Zobowiązanie lidera
Radość policzanek nie dziwi, bo z terenu mistrza Polski wyjechały z kompletem punktów. Fot. PAP/Marian Zubrzycki
Zobowiązanie lidera
Tym meczem dałyśmy sygnał, że jesteśmy silne i trudno nas złamać - mówiła po pokonaniu ŁKS-u Commercecon Łódź Martyna Grajber-Nowakowska, libero Grupy Azoty Chemika Police.
TAURON LIGA
Starcie mistrza kraju ŁKS-u z głównym pretendentem do złota Chemikiem było wydarzeniem 17. kolejki. Łodzianki są na fali wznoszącej, policzanki z kolei przyjechały podrażnione ostatnimi niepowodzeniami, odpadnięciem w Pucharze CEV z Reale Mutua Fenera Chieri'76 i przede wszystkim porażką w TauronLidze, i to u siebie, z Radomką.

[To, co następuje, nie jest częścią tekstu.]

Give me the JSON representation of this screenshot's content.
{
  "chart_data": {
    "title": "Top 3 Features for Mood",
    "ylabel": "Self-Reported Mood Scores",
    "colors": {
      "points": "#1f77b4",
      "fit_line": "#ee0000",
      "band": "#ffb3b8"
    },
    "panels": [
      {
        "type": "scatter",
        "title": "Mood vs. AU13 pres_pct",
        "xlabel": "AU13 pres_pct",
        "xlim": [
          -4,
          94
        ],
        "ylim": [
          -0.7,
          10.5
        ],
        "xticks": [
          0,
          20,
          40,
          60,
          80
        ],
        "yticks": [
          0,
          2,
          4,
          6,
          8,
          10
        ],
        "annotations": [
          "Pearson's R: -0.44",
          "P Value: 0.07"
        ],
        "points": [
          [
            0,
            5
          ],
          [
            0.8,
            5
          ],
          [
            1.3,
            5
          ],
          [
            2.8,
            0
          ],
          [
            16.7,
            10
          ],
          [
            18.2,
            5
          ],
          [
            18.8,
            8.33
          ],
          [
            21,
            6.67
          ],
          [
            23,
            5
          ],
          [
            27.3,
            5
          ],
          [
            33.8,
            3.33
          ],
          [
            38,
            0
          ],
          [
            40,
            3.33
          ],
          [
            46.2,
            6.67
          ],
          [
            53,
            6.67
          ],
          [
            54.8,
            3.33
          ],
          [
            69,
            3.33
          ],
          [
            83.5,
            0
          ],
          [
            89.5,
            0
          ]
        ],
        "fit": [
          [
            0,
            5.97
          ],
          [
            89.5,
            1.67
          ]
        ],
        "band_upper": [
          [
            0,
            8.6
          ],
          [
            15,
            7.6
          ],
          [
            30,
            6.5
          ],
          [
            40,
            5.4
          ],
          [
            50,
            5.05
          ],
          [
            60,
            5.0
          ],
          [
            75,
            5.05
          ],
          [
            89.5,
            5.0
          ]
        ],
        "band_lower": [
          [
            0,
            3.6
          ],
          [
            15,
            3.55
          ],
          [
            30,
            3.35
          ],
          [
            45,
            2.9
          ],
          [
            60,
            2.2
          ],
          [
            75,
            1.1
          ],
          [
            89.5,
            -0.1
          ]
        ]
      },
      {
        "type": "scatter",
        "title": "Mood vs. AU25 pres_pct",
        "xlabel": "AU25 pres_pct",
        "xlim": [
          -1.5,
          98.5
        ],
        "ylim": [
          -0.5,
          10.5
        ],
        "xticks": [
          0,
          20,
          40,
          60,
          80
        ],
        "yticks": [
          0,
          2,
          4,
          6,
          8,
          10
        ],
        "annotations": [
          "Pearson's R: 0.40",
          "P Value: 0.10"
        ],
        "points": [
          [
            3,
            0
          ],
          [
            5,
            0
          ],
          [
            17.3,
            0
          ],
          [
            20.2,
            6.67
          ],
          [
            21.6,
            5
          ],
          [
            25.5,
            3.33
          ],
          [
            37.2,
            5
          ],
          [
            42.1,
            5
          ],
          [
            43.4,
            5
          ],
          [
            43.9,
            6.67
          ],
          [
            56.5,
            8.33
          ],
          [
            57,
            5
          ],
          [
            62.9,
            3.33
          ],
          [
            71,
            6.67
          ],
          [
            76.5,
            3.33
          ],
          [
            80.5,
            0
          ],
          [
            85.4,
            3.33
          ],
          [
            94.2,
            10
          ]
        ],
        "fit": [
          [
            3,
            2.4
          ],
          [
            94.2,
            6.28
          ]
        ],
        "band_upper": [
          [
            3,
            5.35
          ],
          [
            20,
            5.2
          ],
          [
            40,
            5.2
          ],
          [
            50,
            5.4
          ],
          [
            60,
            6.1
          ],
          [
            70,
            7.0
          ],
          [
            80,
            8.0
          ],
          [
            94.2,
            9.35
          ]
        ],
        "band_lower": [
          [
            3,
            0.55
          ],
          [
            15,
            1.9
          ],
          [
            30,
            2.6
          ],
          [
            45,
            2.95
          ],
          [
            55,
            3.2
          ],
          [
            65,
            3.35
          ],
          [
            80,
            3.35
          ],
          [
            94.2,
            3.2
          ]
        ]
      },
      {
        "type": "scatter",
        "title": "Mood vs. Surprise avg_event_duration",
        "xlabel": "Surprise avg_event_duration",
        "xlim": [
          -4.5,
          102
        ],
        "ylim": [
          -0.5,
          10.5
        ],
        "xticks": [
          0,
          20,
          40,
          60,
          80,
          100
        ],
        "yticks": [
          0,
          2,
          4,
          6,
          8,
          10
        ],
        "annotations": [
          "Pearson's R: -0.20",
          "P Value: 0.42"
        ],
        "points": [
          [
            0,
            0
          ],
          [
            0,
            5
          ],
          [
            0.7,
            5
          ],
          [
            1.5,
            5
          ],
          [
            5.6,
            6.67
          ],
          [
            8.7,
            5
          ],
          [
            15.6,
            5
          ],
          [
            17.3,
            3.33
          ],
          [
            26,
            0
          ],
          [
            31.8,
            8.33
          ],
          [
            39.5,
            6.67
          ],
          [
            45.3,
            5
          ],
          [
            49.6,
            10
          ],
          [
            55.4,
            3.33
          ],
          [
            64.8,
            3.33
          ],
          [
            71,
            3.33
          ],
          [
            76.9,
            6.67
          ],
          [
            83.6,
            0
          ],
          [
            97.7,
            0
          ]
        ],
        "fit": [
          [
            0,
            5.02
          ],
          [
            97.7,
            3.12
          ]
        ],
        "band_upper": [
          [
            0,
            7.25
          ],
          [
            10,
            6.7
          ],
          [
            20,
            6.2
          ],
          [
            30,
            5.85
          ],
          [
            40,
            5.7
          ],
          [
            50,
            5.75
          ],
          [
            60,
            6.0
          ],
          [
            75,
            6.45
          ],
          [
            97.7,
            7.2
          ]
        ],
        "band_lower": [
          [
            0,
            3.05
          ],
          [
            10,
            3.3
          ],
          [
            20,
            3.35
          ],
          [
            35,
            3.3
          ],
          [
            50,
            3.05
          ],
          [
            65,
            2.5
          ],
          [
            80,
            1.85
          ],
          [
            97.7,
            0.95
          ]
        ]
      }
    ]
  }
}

Zawodniczki ŁKS-u nie zamierzały być zbyt gościnne. Zaczęły z dużym animuszem. Przyjezdne też nie stosowały taryfy ulgowej, więc kibice oglądali wyrównane i emocjonujące spotkanie. Po kilku minutach, w których gra toczyła się punkt za punkt, przewagę zaczęły zyskiwać miejscowe. W ich szeregach doskonale prezentowała się Aleksandra Dudek. W przyjęciu zagrywki miała pewne problemy, ale braki nadrabiała w ataku i polu serwisowym. Jej efektowne i bardzo mocne zbicia oraz precyzyjny serwis zrobiły różnicę. ŁKS „odskoczył” na kilka punktów (16:12). Wydawało się, że bez kłopotów dowiezie przewagę do końca. Chemik jednak nie poddawał się. Rzucił się do odrabiania strat i był blisko sukcesu. Ale przy stanie 23:24 Iga Wasilewska przy próbie bloku dotknęła siatki i premierowy set padł łupem ŁKS-u.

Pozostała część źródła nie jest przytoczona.